En los años 90’, los daños provocados por la Guerra Fría adquirieron, tras la caída del Muro de Berlín, la forma de la revelación de un sentido nuevo para el mundo.

Durante esa década y la siguiente, mi participación en aquél milenarismo estuvo vinculada a los juegos de rol y la música. La pérdida del mundo, evadirme de la órbita de sus demandas, resistirme a la permanente exigencia de sostenerlo, se convirtió en una experiencia más placentera, incluso en una forma de trasgresión. 

Por largas noches, olvidamos la mundanidad de las cosas, para arrojarnos a experimentar el mundo como mito en nuestra imaginación.

Herederos de los años 80’, durante aquellos tiempos, el mundo todavía era algo “a salvar” por un puñado de héroes. El paradigma de la fantasía seguía siendo el Señor de los Anillos de J.R.R. Tolkien. Legado, a su vez, de una generación que había vivido las catástrofes de la primera mitad del siglo XX.  

Salvar el mundo fantástico, abandonando el propio, parece una idea extraña. Se trata de un viejo argumento del realismo contra la fantasía, el reproche de la enajenación. Que la imaginación de mundos alternativos conduzca a experimentar el mundo real como extraño. Marx ya había cuestionado esto mismo al socialismo utópico.

Mucho tiempo después, el filósofo Paul Ricoeur, le reprochaba a Marx haber pretendido deshacerse del utopismo en favor del socialismo científico, señalando la diferencia entre la fantasía que busca evadir el mundo (“salvarlo en la imaginación”) de aquella que se propone transformarlo (crear mundos nuevos que cuestionen un estado de cosas actuales). 

Es curioso que con el cambio de siglo, milenarismo mediante, pasamos de las narrativas en las que jugábamos a “salvar al mundo”, a otras en las que “el mundo ya se había perdido” y encarnamos a sobrevivientes. El escenario eran los restos de un mundo “ que ya no es”.

Durante esa época en que jugaba juegos de rol postapocalípticos (ya en la primera década del siglo XXI) solía armar listas de canciones que tenían como temática el fin del mundo.
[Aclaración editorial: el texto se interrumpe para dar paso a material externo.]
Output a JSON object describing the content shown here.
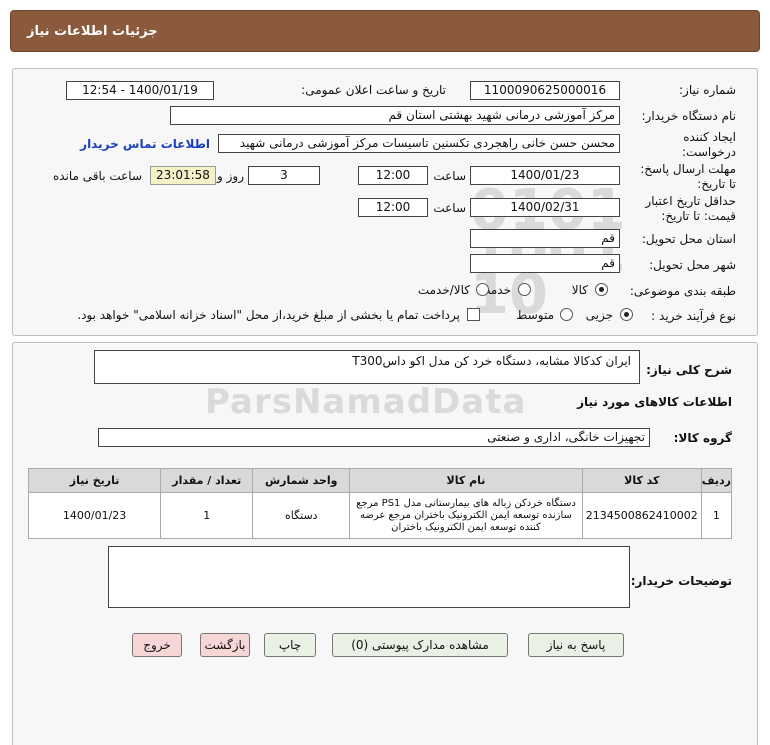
{
  "header": {
    "title": "جزئیات اطلاعات نیاز"
  },
  "form": {
    "need_number_label": "شماره نیاز:",
    "need_number": "1100090625000016",
    "announce_label": "تاریخ و ساعت اعلان عمومی:",
    "announce_value": "1400/01/19 - 12:54",
    "buyer_label": "نام دستگاه خریدار:",
    "buyer_value": "مرکز آموزشی درمانی شهید بهشتی استان قم",
    "creator_label_1": "ایجاد کننده",
    "creator_label_2": "درخواست:",
    "creator_value": "محسن حسن خانی راهجردی تکسنین تاسیسات مرکز آموزشی درمانی شهید",
    "contact_link": "اطلاعات تماس خریدار",
    "deadline_label_1": "مهلت ارسال پاسخ:",
    "deadline_label_2": "تا تاریخ:",
    "deadline_date": "1400/01/23",
    "time_label": "ساعت",
    "deadline_time": "12:00",
    "days_value": "3",
    "days_label": "روز و",
    "remaining_time": "23:01:58",
    "remaining_label": "ساعت باقی مانده",
    "validity_label_1": "حداقل تاریخ اعتبار",
    "validity_label_2": "قیمت: تا تاریخ:",
    "validity_date": "1400/02/31",
    "validity_time": "12:00",
    "province_label": "استان محل تحویل:",
    "province_value": "قم",
    "city_label": "شهر محل تحویل:",
    "city_value": "قم",
    "category_label": "طبقه بندی موضوعی:",
    "category_options": [
      "کالا",
      "خدمت",
      "کالا/خدمت"
    ],
    "category_selected": "کالا",
    "process_label": "نوع فرآیند خرید :",
    "process_options": [
      "جزیی",
      "متوسط"
    ],
    "process_selected": "جزیی",
    "payment_note": "پرداخت تمام یا بخشی از مبلغ خرید،از محل \"اسناد خزانه اسلامی\" خواهد بود."
  },
  "summary": {
    "label": "شرح کلی نیاز:",
    "value": "ایران کدکالا مشابه، دستگاه خرد کن مدل اکو داسT300"
  },
  "goods": {
    "section_title": "اطلاعات کالاهای مورد نیاز",
    "group_label": "گروه کالا:",
    "group_value": "تجهیزات خانگی، اداری و صنعتی",
    "columns": [
      "ردیف",
      "کد کالا",
      "نام کالا",
      "واحد شمارش",
      "تعداد / مقدار",
      "تاریخ نیاز"
    ],
    "rows": [
      {
        "row": "1",
        "code": "2134500862410002",
        "name": "دستگاه خردکن زباله های بیمارستانی مدل PS1 مرجع سازنده توسعه ایمن الکترونیک باختران مرجع عرضه کننده توسعه ایمن الکترونیک باختران",
        "unit": "دستگاه",
        "qty": "1",
        "date": "1400/01/23"
      }
    ]
  },
  "buyer_notes": {
    "label": "توضیحات خریدار:",
    "value": ""
  },
  "buttons": {
    "reply": "پاسخ به نیاز",
    "attachments": "مشاهده مدارک پیوستی (0)",
    "print": "چاپ",
    "back": "بازگشت",
    "exit": "خروج"
  },
  "colors": {
    "header": "#8b5a3c",
    "panel": "#f7f7f7",
    "link": "#1a3fc0",
    "remaining_bg": "#f6f1c7"
  }
}
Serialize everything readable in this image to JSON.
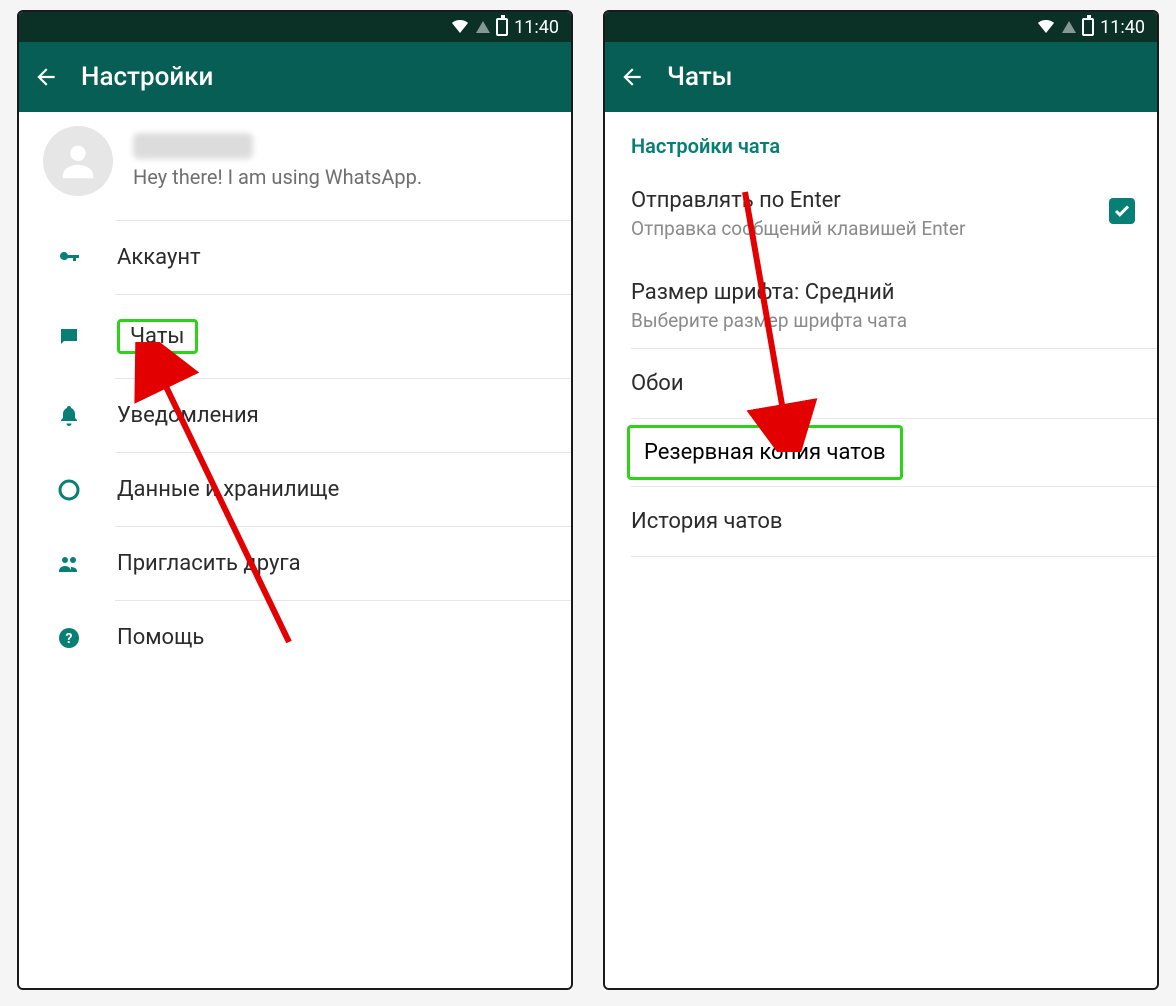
{
  "statusbar": {
    "time": "11:40"
  },
  "left": {
    "title": "Настройки",
    "profile_status": "Hey there! I am using WhatsApp.",
    "menu": {
      "account": "Аккаунт",
      "chats": "Чаты",
      "notifications": "Уведомления",
      "data": "Данные и хранилище",
      "invite": "Пригласить друга",
      "help": "Помощь"
    }
  },
  "right": {
    "title": "Чаты",
    "section_header": "Настройки чата",
    "enter": {
      "title": "Отправлять по Enter",
      "sub": "Отправка сообщений клавишей Enter",
      "checked": true
    },
    "fontsize": {
      "title": "Размер шрифта: Средний",
      "sub": "Выберите размер шрифта чата"
    },
    "wallpaper": "Обои",
    "backup": "Резервная копия чатов",
    "history": "История чатов"
  }
}
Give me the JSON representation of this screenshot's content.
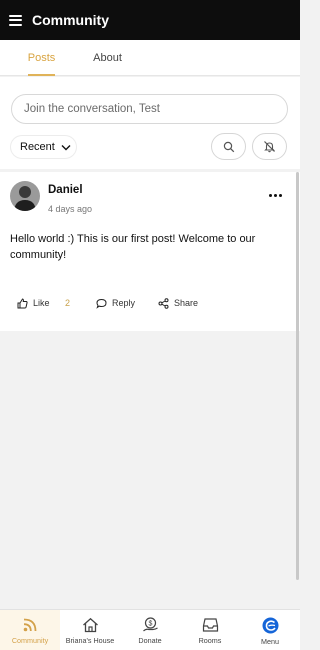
{
  "header": {
    "title": "Community",
    "menu_icon": "hamburger-icon"
  },
  "tabs": [
    {
      "label": "Posts",
      "active": true
    },
    {
      "label": "About",
      "active": false
    }
  ],
  "composer": {
    "placeholder": "Join the conversation, Test"
  },
  "filter": {
    "sort_label": "Recent",
    "sort_icon": "chevron-down-icon",
    "search_icon": "search-icon",
    "notify_icon": "bell-off-icon"
  },
  "post": {
    "author": "Daniel",
    "time": "4 days ago",
    "body": "Hello world :) This is our first post! Welcome to our community!",
    "like_label": "Like",
    "like_count": "2",
    "reply_label": "Reply",
    "share_label": "Share"
  },
  "bottom_nav": [
    {
      "label": "Community",
      "icon": "rss-icon",
      "active": true
    },
    {
      "label": "Briana's House",
      "icon": "home-icon",
      "active": false
    },
    {
      "label": "Donate",
      "icon": "donate-icon",
      "active": false
    },
    {
      "label": "Rooms",
      "icon": "inbox-icon",
      "active": false
    },
    {
      "label": "Menu",
      "icon": "brand-logo-icon",
      "active": false
    }
  ],
  "colors": {
    "accent": "#d9a441",
    "appbar": "#0d0d0d",
    "background": "#f2f2f2",
    "brand_blue": "#1565d8"
  }
}
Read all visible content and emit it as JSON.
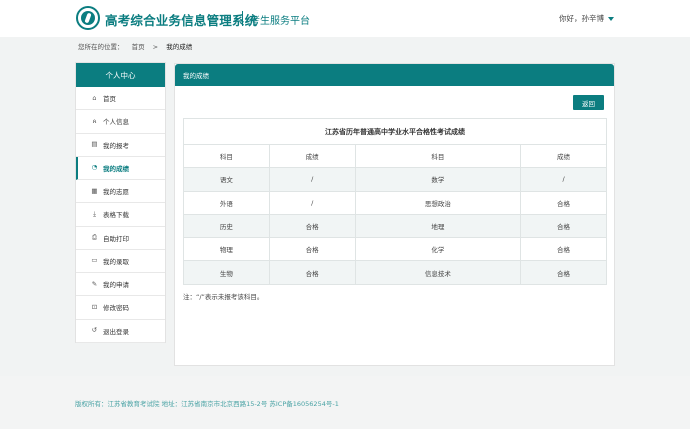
{
  "header": {
    "title": "高考综合业务信息管理系统",
    "subtitle": "考生服务平台",
    "greeting": "你好，孙辛博"
  },
  "breadcrumb": {
    "prefix": "您所在的位置：",
    "home": "首页",
    "separator": ">",
    "current": "我的成绩"
  },
  "sidebar": {
    "title": "个人中心",
    "items": [
      {
        "label": "首页",
        "icon": "home-icon",
        "glyph": "⌂"
      },
      {
        "label": "个人信息",
        "icon": "user-icon",
        "glyph": "ጰ"
      },
      {
        "label": "我的报考",
        "icon": "card-icon",
        "glyph": "▤"
      },
      {
        "label": "我的成绩",
        "icon": "chart-pie-icon",
        "glyph": "◔",
        "active": true
      },
      {
        "label": "我的志愿",
        "icon": "document-icon",
        "glyph": "▦"
      },
      {
        "label": "表格下载",
        "icon": "download-icon",
        "glyph": "⤓"
      },
      {
        "label": "自助打印",
        "icon": "printer-icon",
        "glyph": "⎙"
      },
      {
        "label": "我的录取",
        "icon": "calendar-icon",
        "glyph": "▭"
      },
      {
        "label": "我的申请",
        "icon": "edit-icon",
        "glyph": "✎"
      },
      {
        "label": "修改密码",
        "icon": "lock-icon",
        "glyph": "⊡"
      },
      {
        "label": "退出登录",
        "icon": "logout-icon",
        "glyph": "↺"
      }
    ]
  },
  "main": {
    "panel_title": "我的成绩",
    "back_label": "返回",
    "table_caption": "江苏省历年普通高中学业水平合格性考试成绩",
    "headers": [
      "科目",
      "成绩",
      "科目",
      "成绩"
    ],
    "rows": [
      [
        "语文",
        "/",
        "数学",
        "/"
      ],
      [
        "外语",
        "/",
        "思想政治",
        "合格"
      ],
      [
        "历史",
        "合格",
        "地理",
        "合格"
      ],
      [
        "物理",
        "合格",
        "化学",
        "合格"
      ],
      [
        "生物",
        "合格",
        "信息技术",
        "合格"
      ]
    ],
    "note": "注：“/”表示未报考该科目。"
  },
  "footer": {
    "text": "版权所有：江苏省教育考试院 地址：江苏省南京市北京西路15-2号 苏ICP备16056254号-1"
  },
  "colors": {
    "accent": "#0b7d80",
    "footer_text": "#4aa3a5"
  }
}
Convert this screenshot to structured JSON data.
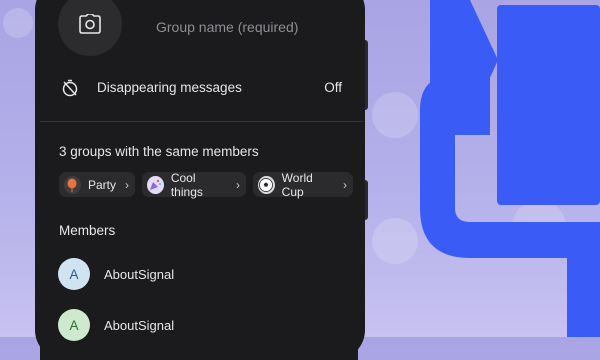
{
  "group": {
    "name_placeholder": "Group name (required)",
    "avatar_icon": "camera-icon"
  },
  "settings": {
    "disappearing_label": "Disappearing messages",
    "disappearing_value": "Off",
    "disappearing_icon": "timer-off-icon"
  },
  "shared_groups": {
    "title": "3 groups with the same members",
    "chips": [
      {
        "label": "Party",
        "icon": "balloon-icon",
        "icon_color": "#e8743b"
      },
      {
        "label": "Cool things",
        "icon": "party-popper-icon",
        "icon_color": "#b9a4e8"
      },
      {
        "label": "World Cup",
        "icon": "soccer-ball-icon",
        "icon_color": "#ffffff"
      }
    ]
  },
  "members": {
    "title": "Members",
    "list": [
      {
        "initial": "A",
        "name": "AboutSignal",
        "avatar_bg": "#cfe3f1",
        "avatar_fg": "#2a5e86"
      },
      {
        "initial": "A",
        "name": "AboutSignal",
        "avatar_bg": "#cfe9cf",
        "avatar_fg": "#2c6e2c"
      }
    ]
  },
  "colors": {
    "brand_blue": "#3a5bf5",
    "screen_bg": "#1b1b1d",
    "background": "#b4b0ea"
  }
}
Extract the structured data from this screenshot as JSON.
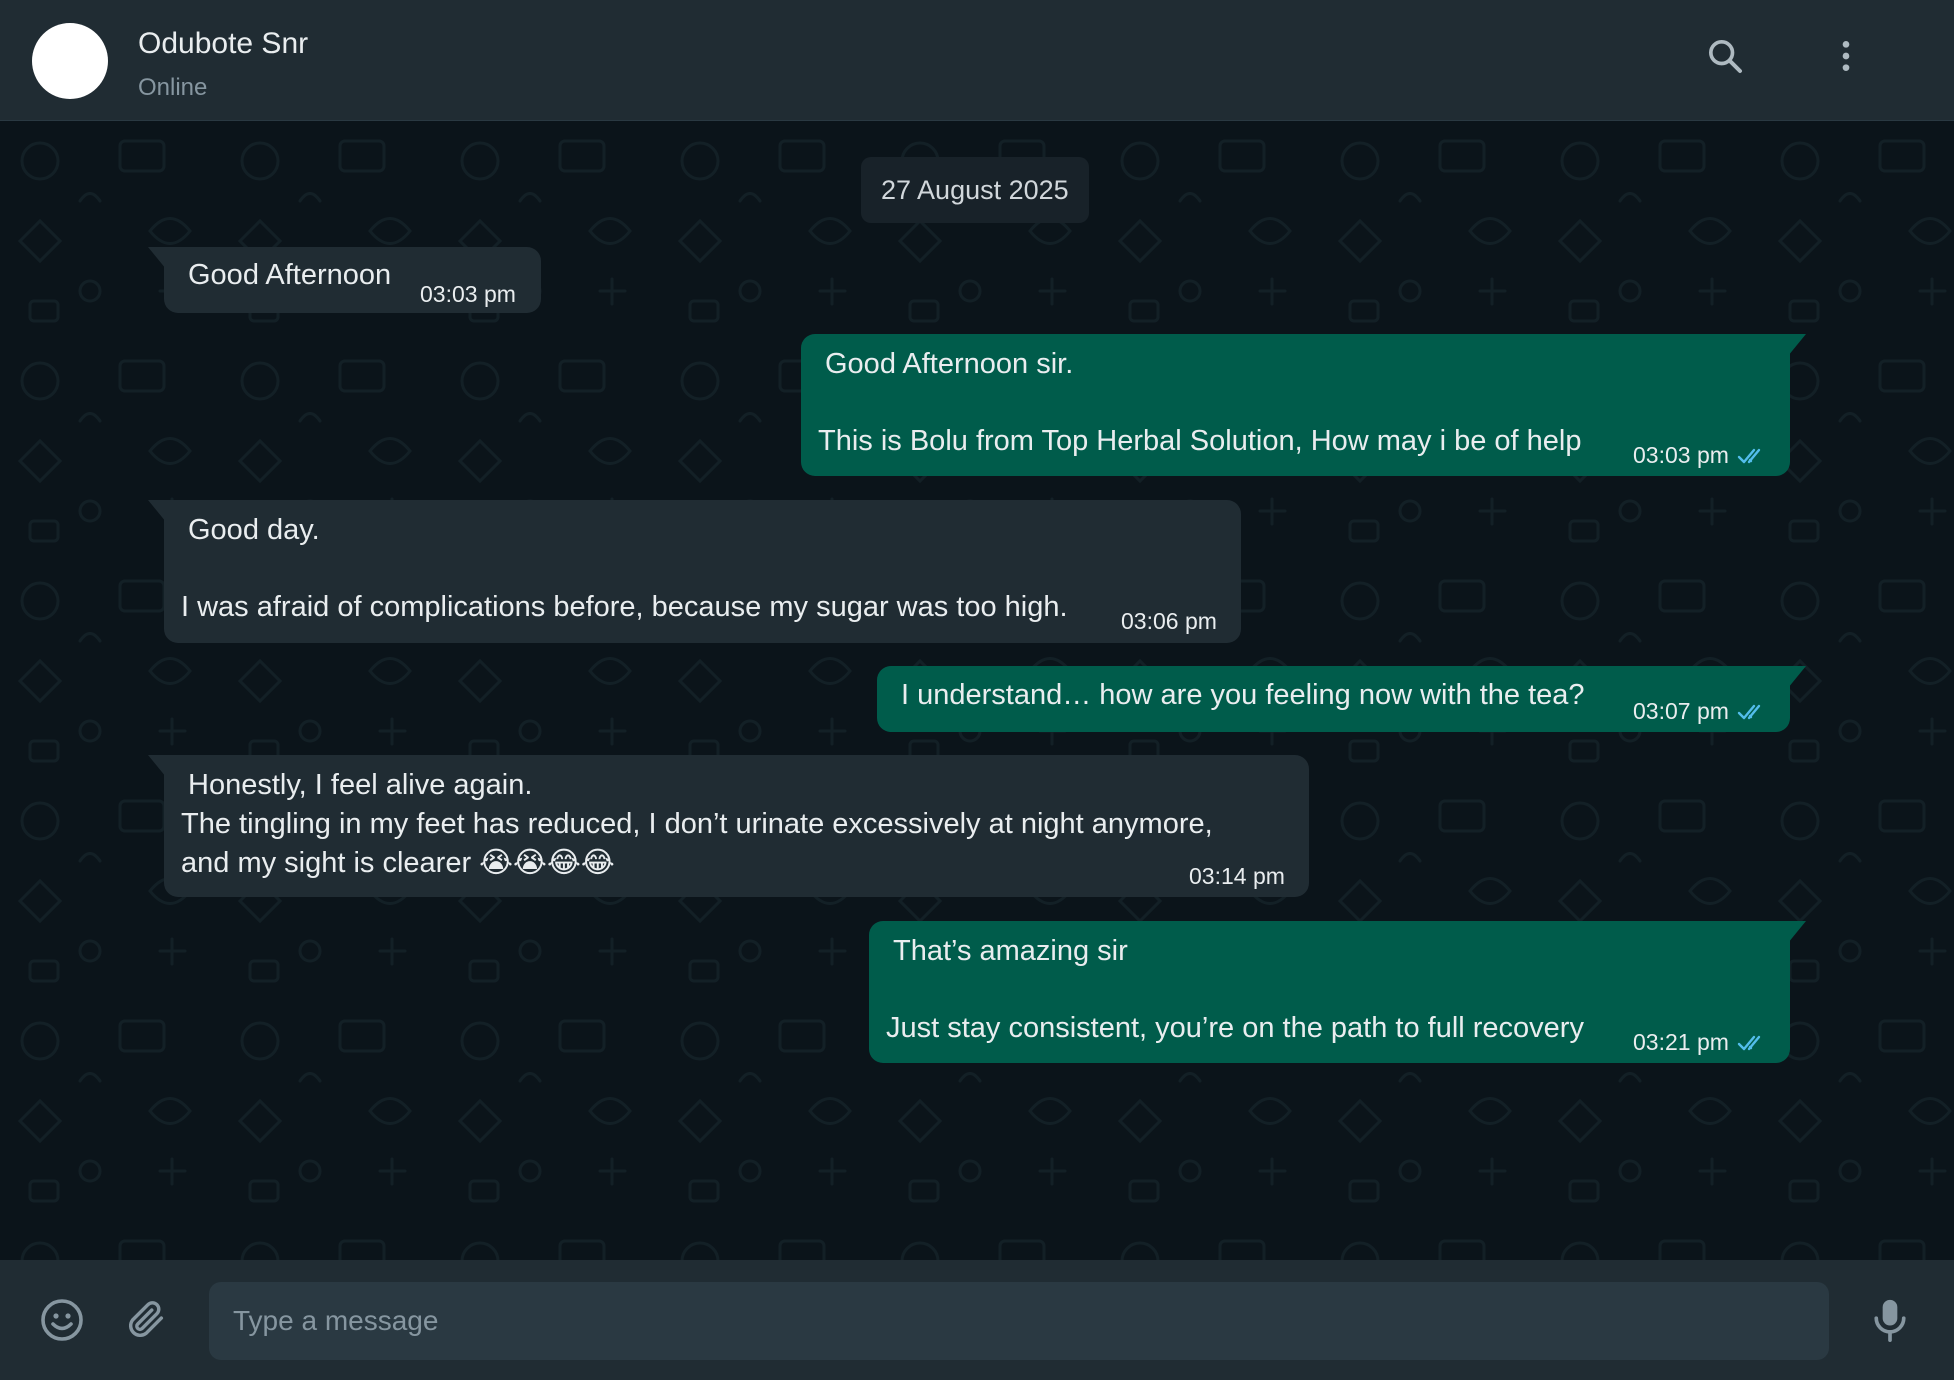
{
  "header": {
    "contact_name": "Odubote Snr",
    "status": "Online",
    "search_icon": "search-icon",
    "menu_icon": "more-vertical-icon"
  },
  "chat": {
    "date_separator": "27 August 2025",
    "messages": [
      {
        "direction": "incoming",
        "lines": [
          "Good Afternoon"
        ],
        "time": "03:03 pm"
      },
      {
        "direction": "outgoing",
        "lines": [
          "Good Afternoon sir.",
          "",
          "This is Bolu from Top Herbal Solution, How may i be of help"
        ],
        "time": "03:03 pm",
        "read_receipt": "double-check-icon"
      },
      {
        "direction": "incoming",
        "lines": [
          "Good day.",
          "",
          "I was afraid of complications before, because my sugar was too high."
        ],
        "time": "03:06 pm"
      },
      {
        "direction": "outgoing",
        "lines": [
          "I understand… how are you feeling now with the tea?"
        ],
        "time": "03:07 pm",
        "read_receipt": "double-check-icon"
      },
      {
        "direction": "incoming",
        "lines": [
          "Honestly, I feel alive again.",
          "The tingling in my feet has reduced, I don’t urinate excessively at night anymore,",
          "and my sight is clearer 😭😭😂😂"
        ],
        "time": "03:14 pm"
      },
      {
        "direction": "outgoing",
        "lines": [
          "That’s amazing sir",
          "",
          "Just stay consistent, you’re on the path to full recovery"
        ],
        "time": "03:21 pm",
        "read_receipt": "double-check-icon"
      }
    ]
  },
  "footer": {
    "placeholder": "Type a message",
    "emoji_icon": "emoji-icon",
    "attach_icon": "paperclip-icon",
    "mic_icon": "microphone-icon"
  },
  "colors": {
    "header_bg": "#202c33",
    "chat_bg": "#0b141a",
    "incoming_bubble": "#202c33",
    "outgoing_bubble": "#005c4b",
    "read_tick": "#53bdeb",
    "primary_text": "#e9edef",
    "secondary_text": "#8696a0"
  }
}
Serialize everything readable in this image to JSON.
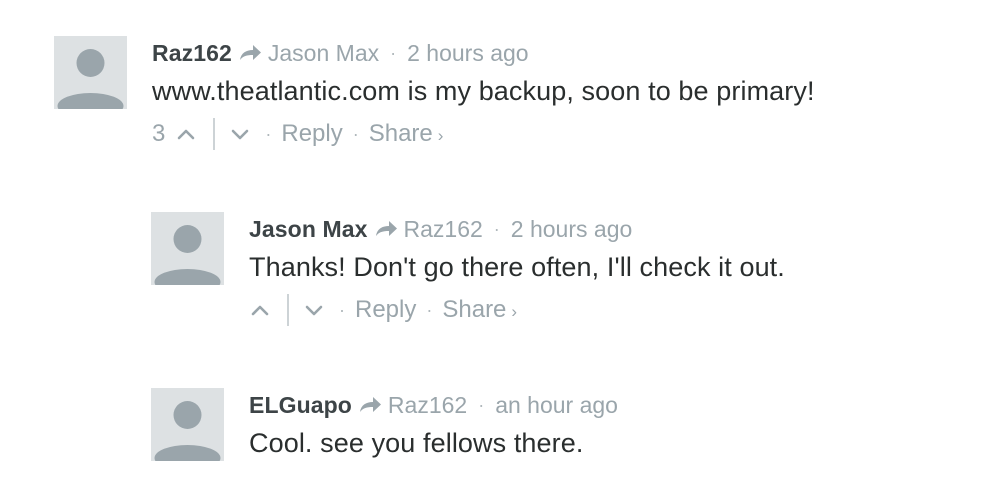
{
  "colors": {
    "author": "#3d4447",
    "muted": "#9aa5ab",
    "text": "#2a2e2e",
    "avatar_bg": "#dde1e3",
    "avatar_fg": "#9aa5ab"
  },
  "separator": "·",
  "comments": [
    {
      "author": "Raz162",
      "in_reply_to": "Jason Max",
      "time": "2 hours ago",
      "text": "www.theatlantic.com is my backup, soon to be primary!",
      "votes": "3",
      "reply_label": "Reply",
      "share_label": "Share",
      "share_chevron": "›",
      "avatar_icon": "default-avatar-icon",
      "reply_arrow_icon": "reply-arrow-icon"
    },
    {
      "author": "Jason Max",
      "in_reply_to": "Raz162",
      "time": "2 hours ago",
      "text": "Thanks! Don't go there often, I'll check it out.",
      "votes": "",
      "reply_label": "Reply",
      "share_label": "Share",
      "share_chevron": "›",
      "avatar_icon": "default-avatar-icon",
      "reply_arrow_icon": "reply-arrow-icon"
    },
    {
      "author": "ELGuapo",
      "in_reply_to": "Raz162",
      "time": "an hour ago",
      "text": "Cool. see you fellows there.",
      "avatar_icon": "default-avatar-icon",
      "reply_arrow_icon": "reply-arrow-icon"
    }
  ]
}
Una de mis preferidas forma parte de las bandas de sonido del juego de video Fallout 4, también de la serie de TV basada en el libro de Philip K. Dick El hombre del Castillo, me refiero a la canción The End of The World compuesta por la escritora Sylvia Dee en 1962. Existen muchísimos covers, todos bastante fieles, sin embargo, la versión original de Skeeter Davis, atravesada por los estereotipos femeninos de los años 60’, es aún más perturbadora. 

En la canción se cristaliza una metáfora, bastante trillada y aún así potente, que representa el fin del mundo como la pérdida de un amor.  Una joven, con cierta inocencia, se pregunta: ¿Por qué todo sigue igual? ¿Por qué sale el sol, cantan los pájaros, brillan las estrellas? ¿Acaso nadie se ha dado cuenta que el mundo ha terminado?

 Dee declaró que la canción expresaba la tristeza que sentía por la muerte de su padre. No obstante, cuando la escuché por primera vez, en el contexto de un juego de video distópico y de cambio de siglo, allá por el año 2014,  fue inevitable pensar que en 1962 fue el año de la crisis de los misiles en Cuba y sobrevolaba el temor en el mundo de una posible guerra nuclear, especialmente en los Estados Unidos.  

El historiador Eric Hobsbawm escribió que en esos cuarenta y cinco años de Guerra Fría: “Generaciones enteras crecieron bajo la amenaza de un conflicto nuclear global que, tal como creían muchos, podía estallar en cualquier momento y arrasar a la humanidad (…) Con el correr del tiempo, cada vez había más cosas que podían ir mal, tanto política como tecnológicamente, en un enfrentamiento nuclear permanente basado en la premisa de que sólo el miedo a la «destrucción mutua asegurada» (acertadamente resumida en inglés con el acrónimo MAD, «loco») impediría a cualquiera de los dos bandos dar la señal, siempre a punto, de la destrucción planificada de la civilización. No llegó a suceder, pero durante cuarenta años fue una posibilidad cotidiana”.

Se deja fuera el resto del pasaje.